Social media amplifies the racket by giving people the means to broadcast their identity through the stories they read online. Publishers know this and therefore look for stories that trigger emotional reactions in people, either positive or negative, so that we will share them on our profiles and make a story go viral.

So I think that ethical dilemma still exists, its just that cognitive dissonance and denial allows journalists to keep doing their job the way they do.

How do people like yourself interact with this environment and is there an ethical or even moral dilemma in the nature of that interaction?

There’s definitely an ethical dilemma when you’re dealing the media the way I was and its a big reason why I wrote Trust Me, I’m Lying. I wanted to get all the things I knew and understood about the media off my chest, not only to free myself from it, but hopefully to call attention to things that I thought could be changed for the better.

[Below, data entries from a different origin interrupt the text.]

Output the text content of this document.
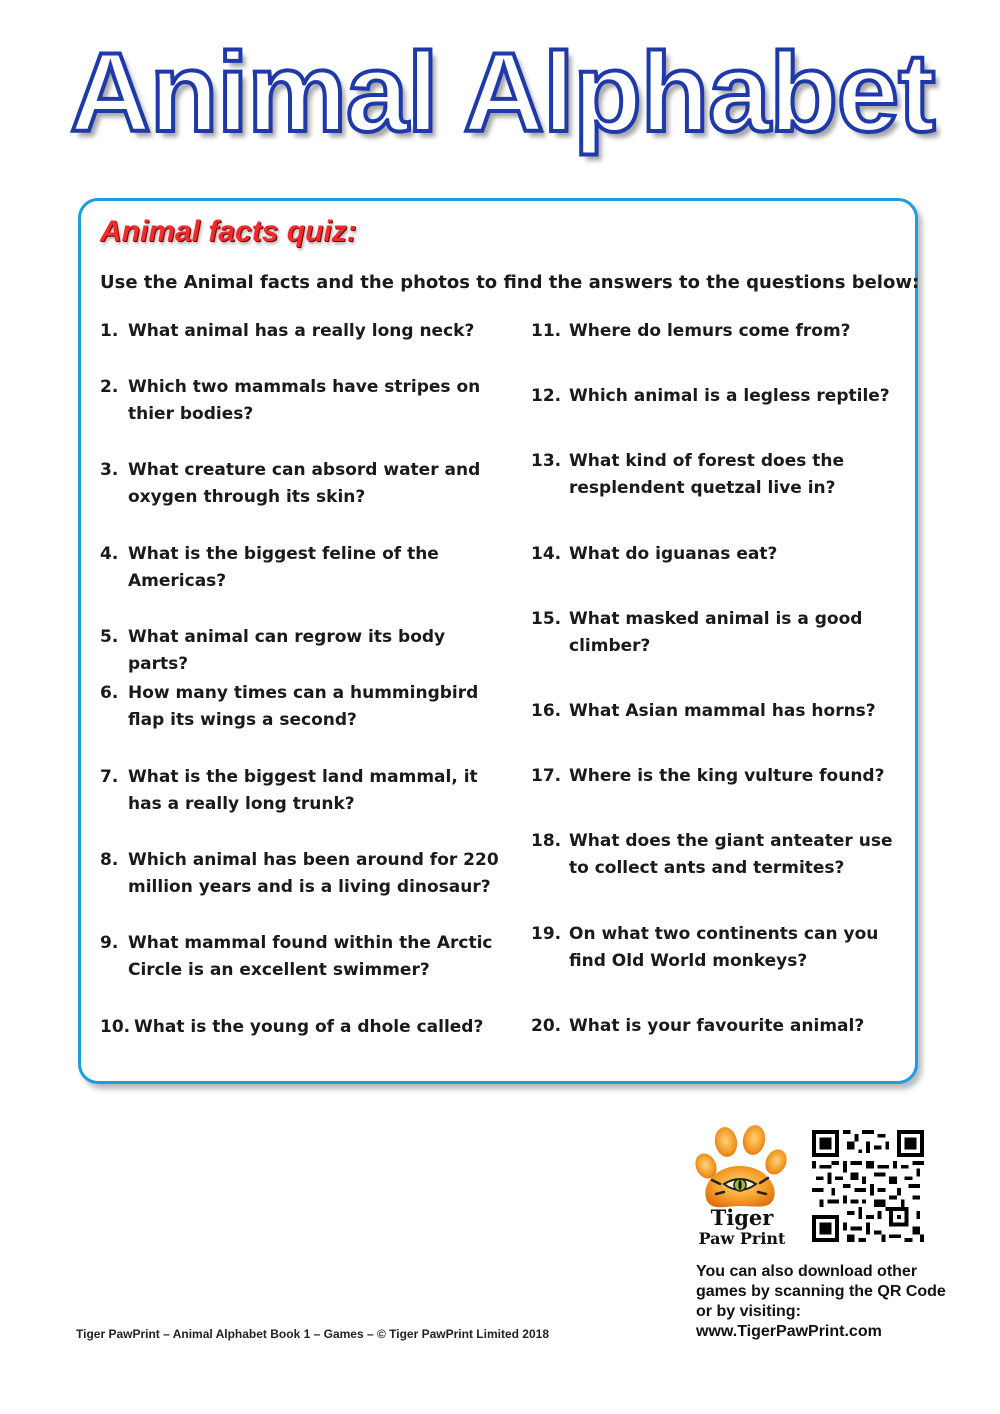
Animal Alphabet
Animal facts quiz:
Use the Animal facts and the photos to find the answers to the questions below:
1. What animal has a really long neck?
2. Which two mammals have stripes on thier bodies?
3. What creature can absord water and oxygen through its skin?
4. What is the biggest feline of the Americas?
5. What animal can regrow its body parts?
6. How many times can a hummingbird flap its wings a second?
7. What is the biggest land mammal, it has a really long trunk?
8. Which animal has been around for 220 million years and is a living dinosaur?
9. What mammal found within the Arctic Circle is an excellent swimmer?
10. What is the young of a dhole called?
11. Where do lemurs come from?
12. Which animal is a legless reptile?
13. What kind of forest does the resplendent quetzal live in?
14. What do iguanas eat?
15. What masked animal is a good climber?
16. What Asian mammal has horns?
17. Where is the king vulture found?
18. What does the giant anteater use to collect ants and termites?
19. On what two continents can you find Old World monkeys?
20. What is your favourite animal?
Tiger
Paw Print
You can also download other games by scanning the QR Code or by visiting:
www.TigerPawPrint.com
Tiger PawPrint – Animal Alphabet Book 1 – Games – © Tiger PawPrint Limited 2018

I was pretty shocked that in the aftermath, things didn’t really get better, but in fact, got much, much worse. When I was writing the book sites like Upworthy.com didn’t really exist – now they are dominant news sources. So I think that ethical dilemma still exists, it’s just that cognitive dissonance and denial allows journalists to keep doing their job the way they do.

Why is it easier to target smaller blogs and sites when you want a message to appear in the mainstream media?

Smaller blogs have lower standards than the mainstream media, believe it or not, so the barrier of entry to getting your story published is lower as well. But the thing is the mainstream media isn’t spending all their time and money doing investigative journalism, they’re scouting smaller blogs for stories and tips they can use to get eyeballs.

In Trust Me, I’m Lying I call this technique “trading up the chain,” Where you can use the system against itself by starting with local media or small blogs and then tipping off larger blogs to create a media wave.

Does the irresistible nature of viral content erode journalistic rigour and the integrity of information?

Journalist’s behaviour isaffected by the incentives of their job. Since almost all journalists are paid with page view bonuses today, they have to look for stories that are going to make people upset or want to share the story with others. That’s why you see a lot of what I call “outrage porn” in the media today. Stories are selected and headlines are created to provoke a reaction in the reader, not to inform him or her. From blogs, what’s good is what spreads. So that’s why you are seeing things like sourcing and fact checking going out the window.

How hard it can be to correct an untruth once it has gone viral?

It can seem nearly impossible to correct an untruth once the information has gone out into the ether. Blogs will update stories, adding on to their previously inaccurate one, but they’re not doing it to necessarily make it right, but to get more page views from being wrong.

You said you realised your part in this process to an extent and said it was gradual, but also said that when you assisted a client to get a settlement payment with the threat of a lawsuit and a “leaked” legal letter, there was a watershed moment for you. Why was that?

Because it was shocking to me how easy it was to do. I hadn’t created some elaborate plan, I was just giving a friend advice. And in that way, given the incentives, it would have been stupid not to do. I mean, it was so easy I had forgotten about it until my friend reminded me about it.

So after he told me how much money he had settled for, it was scary to realise how easily the legal system could be used in this way. It was one of those moments you realise how dangerous of a game this can be and how you might not want to be a part of it.